Sunday, August 20, 2023

Ukraine war news: the ominous silence

After a year and a half of relentlessly trumpeting Ukraine’s military achievements, The Globe and Mail seems to have imposed a news blackout. I searched in vain for any mention of Ukraine in yesterday’s print edition. In the 20 pages of the news section, not a single headline reference to Ukraine. Ditto the 12 page opinion section. It’s not till you get to the business section that Ukraine gets a mention, and that’s a speculative article by Eric Reguly about how the “sanctions from hell” are about to kick in 18 months into the war. His opinion is based on the ruble/USD exchange rate and assumes Russia needs dollars to finance the war. Reguly should know better. So after regaling us for a year and a half with tales of Ukraine, thanks to superior western arms and superior NATO training, piling humiliation after humiliation on the hapless Russian forces, the Globe falls silent on Ukraine? This comes after numerous American media, including CNN, NYT, and the Washington Post, have labelled the vastly over-hyped and long-awaited counter-offensive a devastating failure.

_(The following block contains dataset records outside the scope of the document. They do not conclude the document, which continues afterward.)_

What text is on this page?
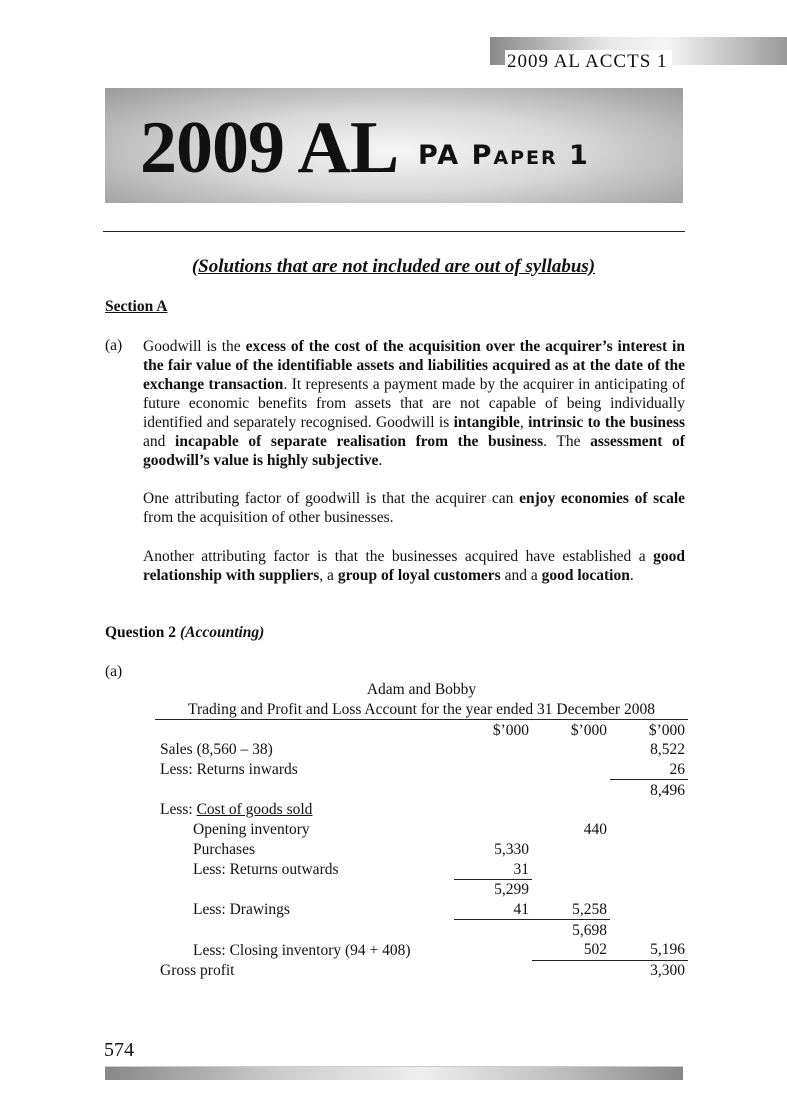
2009 AL ACCTS 1
2009 AL PA Paper 1
(Solutions that are not included are out of syllabus)
Section A
(a) Goodwill is the excess of the cost of the acquisition over the acquirer’s interest in the fair value of the identifiable assets and liabilities acquired as at the date of the exchange transaction. It represents a payment made by the acquirer in anticipating of future economic benefits from assets that are not capable of being individually identified and separately recognised. Goodwill is intangible, intrinsic to the business and incapable of separate realisation from the business. The assessment of goodwill’s value is highly subjective.
One attributing factor of goodwill is that the acquirer can enjoy economies of scale from the acquisition of other businesses.
Another attributing factor is that the businesses acquired have established a good relationship with suppliers, a group of loyal customers and a good location.
Question 2 (Accounting)
(a)
Adam and Bobby			
Trading and Profit and Loss Account for the year ended 31 December 2008			
	$’000	$’000	$’000
Sales (8,560 – 38)			8,522
Less: Returns inwards			26
			8,496
Less: Cost of goods sold			
Opening inventory		440	
Purchases	5,330		
Less: Returns outwards	31		
	5,299		
Less: Drawings	41	5,258	
		5,698	
Less: Closing inventory (94 + 408)		502	5,196
Gross profit			3,300
574
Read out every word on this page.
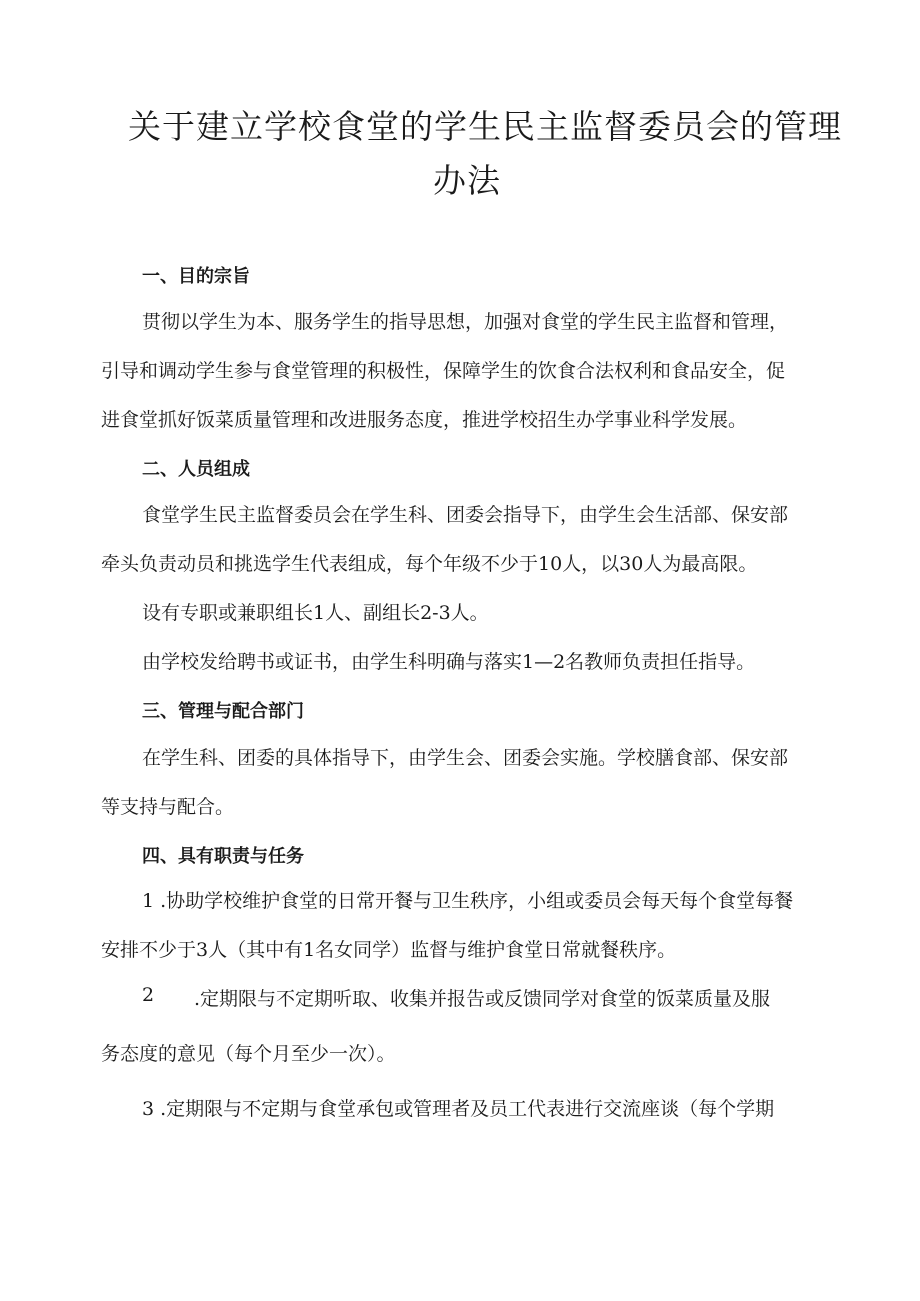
关于建立学校食堂的学生民主监督委员会的管理
办法
一、目的宗旨
贯彻以学生为本、服务学生的指导思想，加强对食堂的学生民主监督和管理，
引导和调动学生参与食堂管理的积极性，保障学生的饮食合法权利和食品安全，促
进食堂抓好饭菜质量管理和改进服务态度，推进学校招生办学事业科学发展。
二、人员组成
食堂学生民主监督委员会在学生科、团委会指导下，由学生会生活部、保安部
牵头负责动员和挑选学生代表组成，每个年级不少于10人，以30人为最高限。
设有专职或兼职组长1人、副组长2-3人。
由学校发给聘书或证书，由学生科明确与落实1—2名教师负责担任指导。
三、管理与配合部门
在学生科、团委的具体指导下，由学生会、团委会实施。学校膳食部、保安部
等支持与配合。
四、具有职责与任务
1 .协助学校维护食堂的日常开餐与卫生秩序，小组或委员会每天每个食堂每餐
安排不少于3人（其中有1名女同学）监督与维护食堂日常就餐秩序。
2 .定期限与不定期听取、收集并报告或反馈同学对食堂的饭菜质量及服
务态度的意见（每个月至少一次）。
3 .定期限与不定期与食堂承包或管理者及员工代表进行交流座谈（每个学期
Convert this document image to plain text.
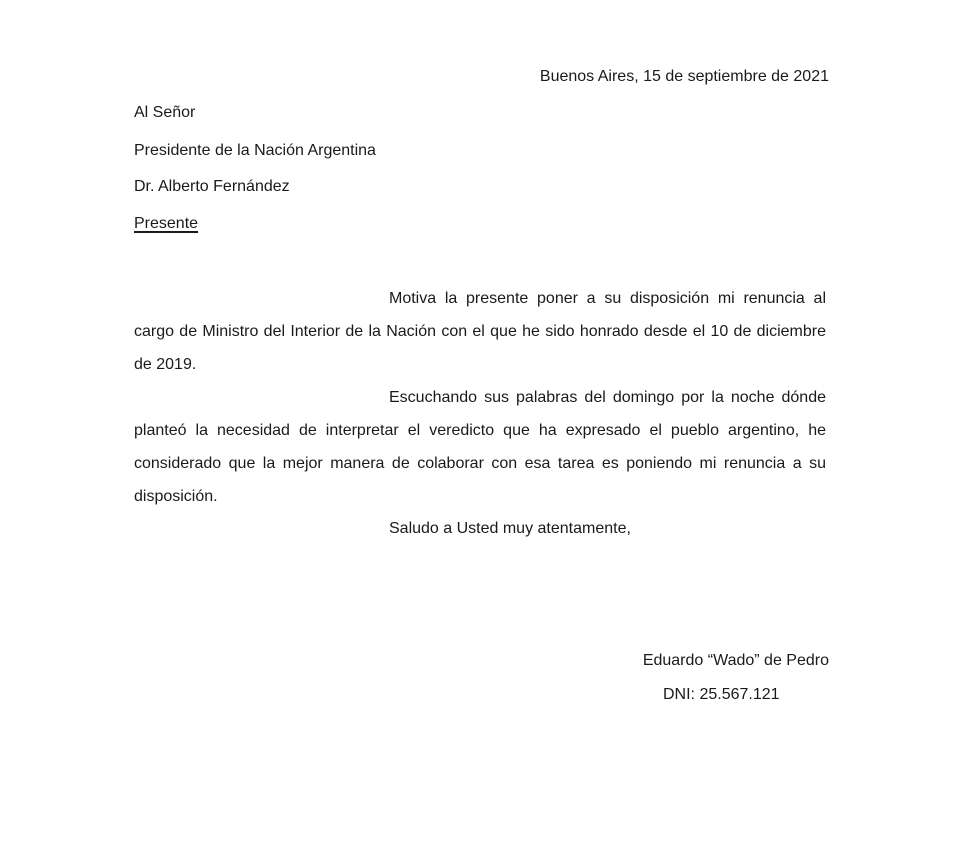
Buenos Aires, 15 de septiembre de 2021
Al Señor
Presidente de la Nación Argentina
Dr. Alberto Fernández
Presente

Motiva la presente poner a su disposición mi renuncia al cargo de Ministro del Interior de la Nación con el que he sido honrado desde el 10 de diciembre de 2019.

Escuchando sus palabras del domingo por la noche dónde planteó la necesidad de interpretar el veredicto que ha expresado el pueblo argentino, he considerado que la mejor manera de colaborar con esa tarea es poniendo mi renuncia a su disposición.

Saludo a Usted muy atentamente,
Eduardo “Wado” de Pedro
DNI: 25.567.121
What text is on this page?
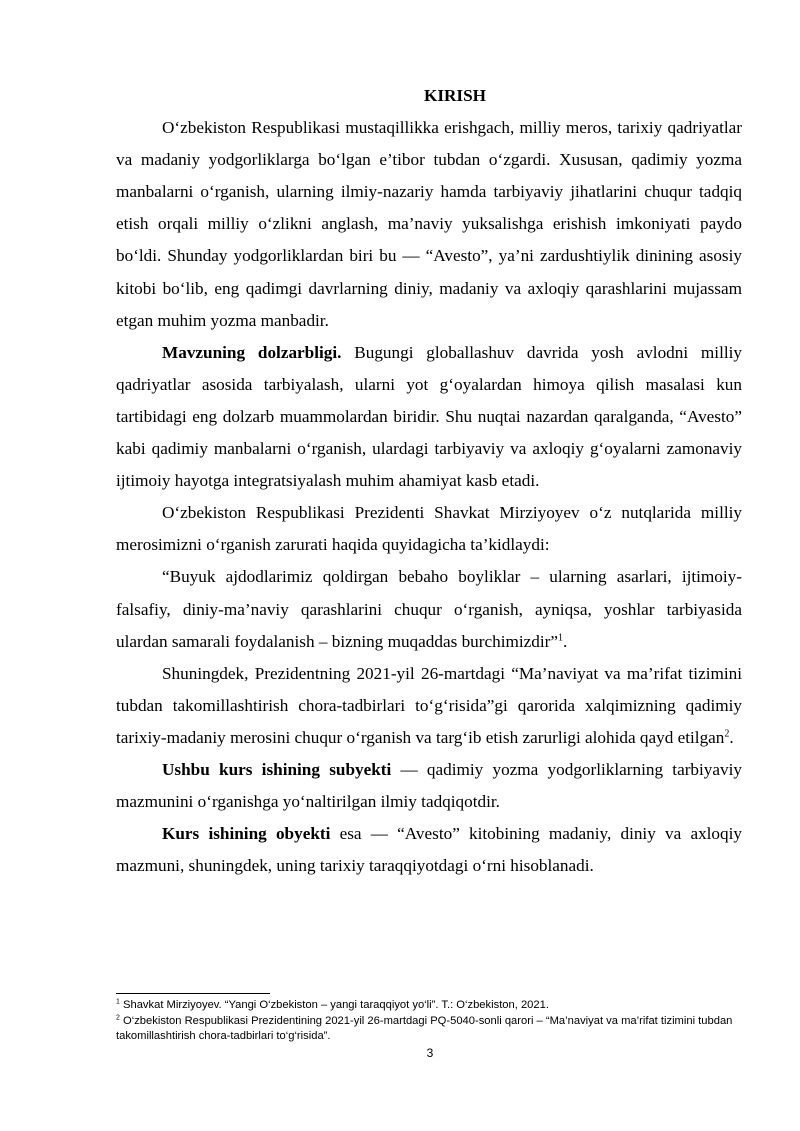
KIRISH

O‘zbekiston Respublikasi mustaqillikka erishgach, milliy meros, tarixiy qadriyatlar va madaniy yodgorliklarga bo‘lgan e’tibor tubdan o‘zgardi. Xususan, qadimiy yozma manbalarni o‘rganish, ularning ilmiy-nazariy hamda tarbiyaviy jihatlarini chuqur tadqiq etish orqali milliy o‘zlikni anglash, ma’naviy yuksalishga erishish imkoniyati paydo bo‘ldi. Shunday yodgorliklardan biri bu — “Avesto”, ya’ni zardushtiylik dinining asosiy kitobi bo‘lib, eng qadimgi davrlarning diniy, madaniy va axloqiy qarashlarini mujassam etgan muhim yozma manbadir.

Mavzuning dolzarbligi. Bugungi globallashuv davrida yosh avlodni milliy qadriyatlar asosida tarbiyalash, ularni yot g‘oyalardan himoya qilish masalasi kun tartibidagi eng dolzarb muammolardan biridir. Shu nuqtai nazardan qaralganda, “Avesto” kabi qadimiy manbalarni o‘rganish, ulardagi tarbiyaviy va axloqiy g‘oyalarni zamonaviy ijtimoiy hayotga integratsiyalash muhim ahamiyat kasb etadi.

O‘zbekiston Respublikasi Prezidenti Shavkat Mirziyoyev o‘z nutqlarida milliy merosimizni o‘rganish zarurati haqida quyidagicha ta’kidlaydi:

“Buyuk ajdodlarimiz qoldirgan bebaho boyliklar – ularning asarlari, ijtimoiy-falsafiy, diniy-ma’naviy qarashlarini chuqur o‘rganish, ayniqsa, yoshlar tarbiyasida ulardan samarali foydalanish – bizning muqaddas burchimizdir”$^1$.

Shuningdek, Prezidentning 2021-yil 26-martdagi “Ma’naviyat va ma’rifat tizimini tubdan takomillashtirish chora-tadbirlari to‘g‘risida”gi qarorida xalqimizning qadimiy tarixiy-madaniy merosini chuqur o‘rganish va targ‘ib etish zarurligi alohida qayd etilgan$^2$.

Ushbu kurs ishining subyekti — qadimiy yozma yodgorliklarning tarbiyaviy mazmunini o‘rganishga yo‘naltirilgan ilmiy tadqiqotdir.

Kurs ishining obyekti esa — “Avesto” kitobining madaniy, diniy va axloqiy mazmuni, shuningdek, uning tarixiy taraqqiyotdagi o‘rni hisoblanadi.

$^1$ Shavkat Mirziyoyev. “Yangi O‘zbekiston – yangi taraqqiyot yo‘li”. T.: O‘zbekiston, 2021.

$^2$ O‘zbekiston Respublikasi Prezidentining 2021-yil 26-martdagi PQ-5040-sonli qarori – “Ma’naviyat va ma’rifat tizimini tubdan takomillashtirish chora-tadbirlari to‘g‘risida”.

3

Perhaps the worthies at Canada’s newspaper of record have determined that Canadians can’t handle bad news and are better served by no news at all.

Thursday, August 17, 2023

Bruno meets an Irish wolfhound, in the back seat of his car

The back seat of the car being Bruno's space. We'd set up the garden chairs out past the marina, by the water treatment plant, for a couple of hours of gentle breezes and stellar waterfront views. Threw a few sticks in the water for Big-lips Bruno, which he dutifully retrieved. There was a guy throwing a line in a couple of hundred feet away. Had an Irish wolfhound with him. Seemed a youngish one, and noticed Bruno long before Bruno noticed him. As we're packing up, I open the door for Bruno while we stash the chairs in the back. Mr wolfhound can't contain himself. Comes bounding over to give Bruno the all-over sniff. Then he jumps in the back of our car. Bruno is giving me a look that says "what the hell goes on here?" Meanwhile, wolfhound's dad is running over yelling "Star Star Star." I assume that was Mr wolfhounds actual name. Star's dad had to retrieve his dog out of the back of our car. He was mightily apologetic. He needn't have worried. We would have been happy to take Star home with us!